PaperBackSwap Blog

Mystery Review – Go Gently, Gaijin

Go Gently, Gaijin by James Melville

Review by Matt B. (BuffaloSavage)

This 1986 mystery is the eighth of 13 novels starring Japanese police inspector Tetsuo Otani. His base is the city of Kobe, a port in Hyogo prefecture.

Otani’s team is investigating the hit-and-run killing of one Arab outside the mosque in Kobe and the suicide of another Arab at a hot-spring resort hotel. Otani, like Inspector Maigret, has loyal and capable subordinates. Officer Kimura uses his ability in English and intercultural skills to advantage though he is a ladies man. Officer Hara is the brainy one and Noguchi is the brawny one. Noguchi’s loyalty, strength, and silence call to mind the folklore hero Benkei. Hara and Noguchi, however, hit it off in the kind of unlikely friendship that English writers can pull off so well (e.g. Darcy and Bingley, Albus and Scorpius, Eeyore and Pooh).

The investigation takes Otani to well-known spots and attractions that will resonate with readers who have visited or lived in the Kansai region. Otani passes through Tor Road, home of shops selling wares from fashionable clothes to antiques and many kissaten (tearooms) and restaurants. The hot-spring is the real Arima hot-spring on the other side of Mount Rokko from Kobe city. Otani also takes in the all-female theatrical troupe at the Takarazuka Revue. A certain kind of reader will get a nostalgic feeling reading about these settings.

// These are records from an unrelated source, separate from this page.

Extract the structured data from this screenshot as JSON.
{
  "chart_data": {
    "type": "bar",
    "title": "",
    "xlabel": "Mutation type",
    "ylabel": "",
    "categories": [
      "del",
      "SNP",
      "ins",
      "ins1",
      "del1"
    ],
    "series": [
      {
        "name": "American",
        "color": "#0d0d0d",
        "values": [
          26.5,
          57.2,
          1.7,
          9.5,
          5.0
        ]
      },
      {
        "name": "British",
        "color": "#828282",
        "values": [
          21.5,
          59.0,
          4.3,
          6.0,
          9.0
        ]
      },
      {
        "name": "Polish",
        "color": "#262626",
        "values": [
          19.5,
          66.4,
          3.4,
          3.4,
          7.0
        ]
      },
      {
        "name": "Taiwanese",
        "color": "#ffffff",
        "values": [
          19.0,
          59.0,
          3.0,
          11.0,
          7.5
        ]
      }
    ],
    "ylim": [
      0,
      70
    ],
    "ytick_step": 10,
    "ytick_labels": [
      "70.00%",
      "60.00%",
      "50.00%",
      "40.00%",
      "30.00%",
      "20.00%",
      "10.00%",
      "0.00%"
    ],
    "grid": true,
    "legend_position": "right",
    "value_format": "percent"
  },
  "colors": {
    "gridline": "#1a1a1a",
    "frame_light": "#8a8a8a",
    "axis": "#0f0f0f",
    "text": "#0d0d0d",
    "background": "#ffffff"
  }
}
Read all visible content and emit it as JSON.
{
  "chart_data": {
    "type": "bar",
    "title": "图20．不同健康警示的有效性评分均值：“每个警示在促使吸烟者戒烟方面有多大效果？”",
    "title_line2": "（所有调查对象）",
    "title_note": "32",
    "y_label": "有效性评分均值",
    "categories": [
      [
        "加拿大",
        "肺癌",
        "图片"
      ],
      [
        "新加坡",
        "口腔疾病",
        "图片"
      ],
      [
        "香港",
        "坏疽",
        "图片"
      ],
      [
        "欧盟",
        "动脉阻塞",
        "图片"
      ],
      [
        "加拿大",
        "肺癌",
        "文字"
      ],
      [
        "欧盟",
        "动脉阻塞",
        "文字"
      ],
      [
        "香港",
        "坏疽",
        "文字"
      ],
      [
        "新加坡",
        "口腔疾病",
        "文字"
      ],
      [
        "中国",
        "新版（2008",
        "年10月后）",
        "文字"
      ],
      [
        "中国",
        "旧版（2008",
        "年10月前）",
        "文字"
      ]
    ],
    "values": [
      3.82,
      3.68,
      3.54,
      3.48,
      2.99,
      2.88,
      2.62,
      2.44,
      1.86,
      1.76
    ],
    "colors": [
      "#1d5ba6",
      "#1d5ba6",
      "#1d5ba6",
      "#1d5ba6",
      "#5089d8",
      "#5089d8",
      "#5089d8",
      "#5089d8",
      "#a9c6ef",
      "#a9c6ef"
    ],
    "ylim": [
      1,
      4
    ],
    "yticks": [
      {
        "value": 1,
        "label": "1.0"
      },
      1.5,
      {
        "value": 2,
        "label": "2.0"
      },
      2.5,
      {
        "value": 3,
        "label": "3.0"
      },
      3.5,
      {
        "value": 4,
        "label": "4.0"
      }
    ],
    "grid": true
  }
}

Although Melville was a fiction writer, his bursting sentences bring to mind academese. They are lengthened to the point of dismay by prepositional phrases and relative clauses. The mystery takes a back seat to setting and characters, which is not a bad thing when it comes to mysteries set outside of the US and UK. Melville is gently satirical and never snarky about Japanese people and their culture, which may or may not be a draw, depending on the depth of experience the reader has had with this delightful and exasperating people.